His communist grandad and gipsy granny
KEN Clarke is not the sort to trade his ‘poor-boy’ origins, but his classically working-class upbringing was neither privileged nor entirely conventional, his new memoir reveals.
Home was the Derbyshire pit village of Langley Mill surrounded by coal tips and smoky air. Both his parents left school at 13; his father was never offered a secondary education and his mother was refused one on the basis that it would be wasted on a girl, but this didn’t hold them back. Ken Sr became an electrician, cinema manager and, later, watchmaker and jeweller and, despite his wife’s on/off battles with depression, the family managed to live largely happily and in considerable style, in a pleasant semi-detached house with their own car.
Ken’s grandparents, on both sides, were rather more colourful.

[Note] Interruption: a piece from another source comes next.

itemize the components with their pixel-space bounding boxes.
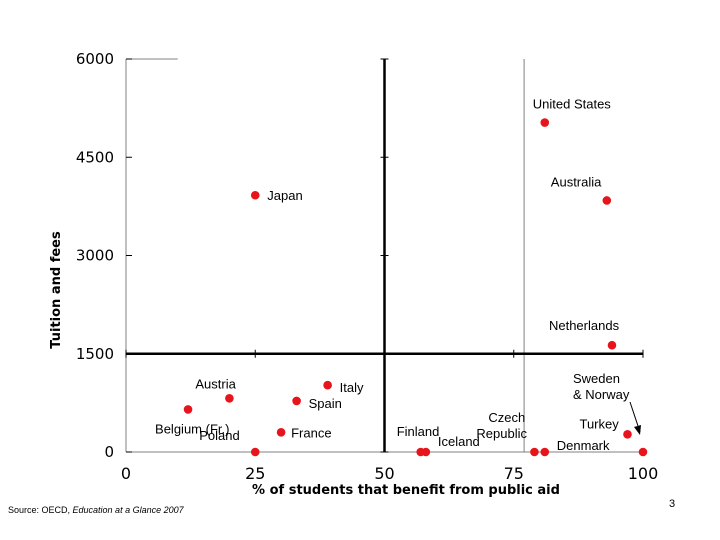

Grandfather Clarke ran away to sea as a boy, travelled the world, occasionally dabbled as a house painter and had an arresting effect on the ladies.
His first wife fled on their wedding night, to be replaced by Ken’s grandmother — a gipsy, according to Clarke family legend. Her ‘sister’ (more likely, her daughter) came as part of the package and for years, all three lived very happily together.
So much so, that when Ken’s gipsy granny died, her sister/daughter promptly married his grandfather.
On the other side of the family, his maternal grandfather was a toolmaker at the Raleigh bicycle factory, an obsessive enterer of magazine competitions and a communist — forever telling his grandson to read the Daily Worker, while Ken far preferred the Daily Mail.
Indeed, from the tender age of five, young Ken read the Daily Mail avidly, absorbing every detail of the Attlee government elected in 1945.
He became utterly bewitched by unfolding political events and, with the help of the Daily Mail and endless homemade political scrapbooks, astonishingly well-informed.
By the time he was seven, he was following Chancellor Stafford Cripps’ robust economic policies and rejoicing at the demise of Baron Shinwell, the minister for fuel and power whom he (and the Daily Mail) held responsible for the great coal shortage of 1947 and endless power cuts. At about the same time, he stood up in class and announced he would one day be a politician, not a train driver or coal miners like most of his peers.
Twenty-three years later, he became true to his word as Conservative Member for Rushcliffe, Notts.
His trajectory had been aided by a full scholarship to Nottingham High School — thanks to Rab Butler’s 1944 Education Act (something he insists transformed his whole life) and his uncannily ability to sail through exams.
Meanwhile, Ken’s enthusiasm for pubs, clubs, bars and jazz took off the minute some of Nottingham’s more tolerant barmen turned a blind eye.